WAR AND PEACE (Theatrical Release USA 1956)

 Ben Meyers’ rating: 4.1|5.0 Starsìììì

War and Peace—drearily drags through 3 hours and 28 minutes—drowns itself in good to average acting and tells a story that, if told within a 2-hour timeframe, could have been interesting and worth watching. Little to no character development hampers this movie from its beginning to its end with the primary focus on Henry Fonda who the audience is expected to assume a necessary presence when, in fact, could be eliminated entirely. The strongest actor, despite having little screen presence and few dialogue lines, is Herbert Lom who plays Napoleon Bonaparte. This phenomena/oddity is like the amazing screen presence Michael Shannon obtained in his very small role in the movie The World Trade Center. War and Peace definitely captures epic status, but that status remains rather hidden under heavy doses of exposition and all the bells and whistles that sing ‘epic movie’ which serve their own purpose but over the whole run of the film overpowers and hampers its ability to retain audience interest.

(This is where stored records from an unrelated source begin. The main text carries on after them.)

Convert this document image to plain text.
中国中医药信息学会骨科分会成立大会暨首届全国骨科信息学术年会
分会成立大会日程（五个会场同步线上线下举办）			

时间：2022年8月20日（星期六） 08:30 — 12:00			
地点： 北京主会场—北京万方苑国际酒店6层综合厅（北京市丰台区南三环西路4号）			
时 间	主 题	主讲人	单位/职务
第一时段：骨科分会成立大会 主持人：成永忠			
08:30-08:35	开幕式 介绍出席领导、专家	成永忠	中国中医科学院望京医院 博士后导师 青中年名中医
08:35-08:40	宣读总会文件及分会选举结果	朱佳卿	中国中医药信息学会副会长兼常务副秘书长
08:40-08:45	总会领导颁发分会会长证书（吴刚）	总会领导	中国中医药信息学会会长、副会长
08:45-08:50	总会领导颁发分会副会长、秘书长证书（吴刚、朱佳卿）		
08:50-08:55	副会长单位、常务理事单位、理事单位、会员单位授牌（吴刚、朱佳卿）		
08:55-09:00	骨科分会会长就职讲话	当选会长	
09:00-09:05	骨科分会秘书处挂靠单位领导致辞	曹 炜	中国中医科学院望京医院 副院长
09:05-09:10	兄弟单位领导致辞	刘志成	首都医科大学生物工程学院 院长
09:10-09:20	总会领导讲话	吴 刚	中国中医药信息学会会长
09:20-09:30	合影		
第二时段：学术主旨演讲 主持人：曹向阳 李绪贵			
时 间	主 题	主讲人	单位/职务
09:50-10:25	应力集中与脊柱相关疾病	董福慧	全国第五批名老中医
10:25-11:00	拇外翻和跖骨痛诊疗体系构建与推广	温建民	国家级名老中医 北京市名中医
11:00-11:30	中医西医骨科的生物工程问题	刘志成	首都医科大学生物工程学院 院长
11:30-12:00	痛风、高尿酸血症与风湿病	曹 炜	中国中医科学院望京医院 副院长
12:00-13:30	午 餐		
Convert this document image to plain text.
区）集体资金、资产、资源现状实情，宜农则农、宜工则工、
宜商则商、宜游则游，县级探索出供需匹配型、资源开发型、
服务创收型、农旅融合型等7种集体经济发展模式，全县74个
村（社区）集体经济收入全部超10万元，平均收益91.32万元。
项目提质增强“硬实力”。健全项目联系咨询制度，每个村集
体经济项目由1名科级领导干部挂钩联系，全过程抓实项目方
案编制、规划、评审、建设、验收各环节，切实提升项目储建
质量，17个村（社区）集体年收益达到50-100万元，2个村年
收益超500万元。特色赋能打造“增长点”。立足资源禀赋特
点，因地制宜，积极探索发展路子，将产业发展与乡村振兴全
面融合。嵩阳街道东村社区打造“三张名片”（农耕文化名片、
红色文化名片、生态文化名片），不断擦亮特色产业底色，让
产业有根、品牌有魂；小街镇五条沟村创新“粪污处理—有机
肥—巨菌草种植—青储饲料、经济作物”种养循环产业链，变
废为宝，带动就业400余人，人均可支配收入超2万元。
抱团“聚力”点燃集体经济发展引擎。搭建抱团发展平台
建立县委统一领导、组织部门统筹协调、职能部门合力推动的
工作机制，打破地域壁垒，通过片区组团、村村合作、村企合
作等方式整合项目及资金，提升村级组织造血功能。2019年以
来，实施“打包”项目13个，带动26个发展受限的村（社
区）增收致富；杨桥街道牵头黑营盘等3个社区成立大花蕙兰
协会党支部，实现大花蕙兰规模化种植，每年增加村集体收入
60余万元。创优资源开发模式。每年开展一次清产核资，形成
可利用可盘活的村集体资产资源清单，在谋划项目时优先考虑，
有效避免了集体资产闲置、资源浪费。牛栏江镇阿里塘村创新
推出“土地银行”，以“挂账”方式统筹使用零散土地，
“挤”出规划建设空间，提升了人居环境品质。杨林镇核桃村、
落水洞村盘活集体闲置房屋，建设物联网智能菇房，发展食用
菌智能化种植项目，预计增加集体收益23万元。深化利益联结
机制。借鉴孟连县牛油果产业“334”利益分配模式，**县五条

Film Courtesy of Wikipedia


 The story of Napoleon Bonaparte’s march into and out of Russia.

 Additional Thanks

Thank you to Director King Vidor for directing effort. Thank you to Executive Producer Carlo Ponti for making the film possible. Additional characters/cast include: Natasha Rostova (Audrey Hepburn), Pierre Bezukhov (Henry Fonda), Prince Andrei Bolkonsky (Mel Ferrer), Anatol Kuragin (Vittorio Gassman), Napoleon (Herbert Lom), Field Marshal Kutuzov (Oskar Homolka), Helene Kuragina (Anita Ekberg), Dolokhov (Helmut Dantine), Prince Vasili Kuragin (Tullio Carminati), Prince Mikhail Andreevich (Barry Jones), Lisa Bolkonskaya (Milly Vitale), and Countess Rostove (Lea Seidl).

Buy a ticket? Yes? No? Maybe?  

Yes. The one reason one may want to watch this movie is to forgo reading the 1,225 pages of the book. The gist of the book can be obtained in a little over three hours.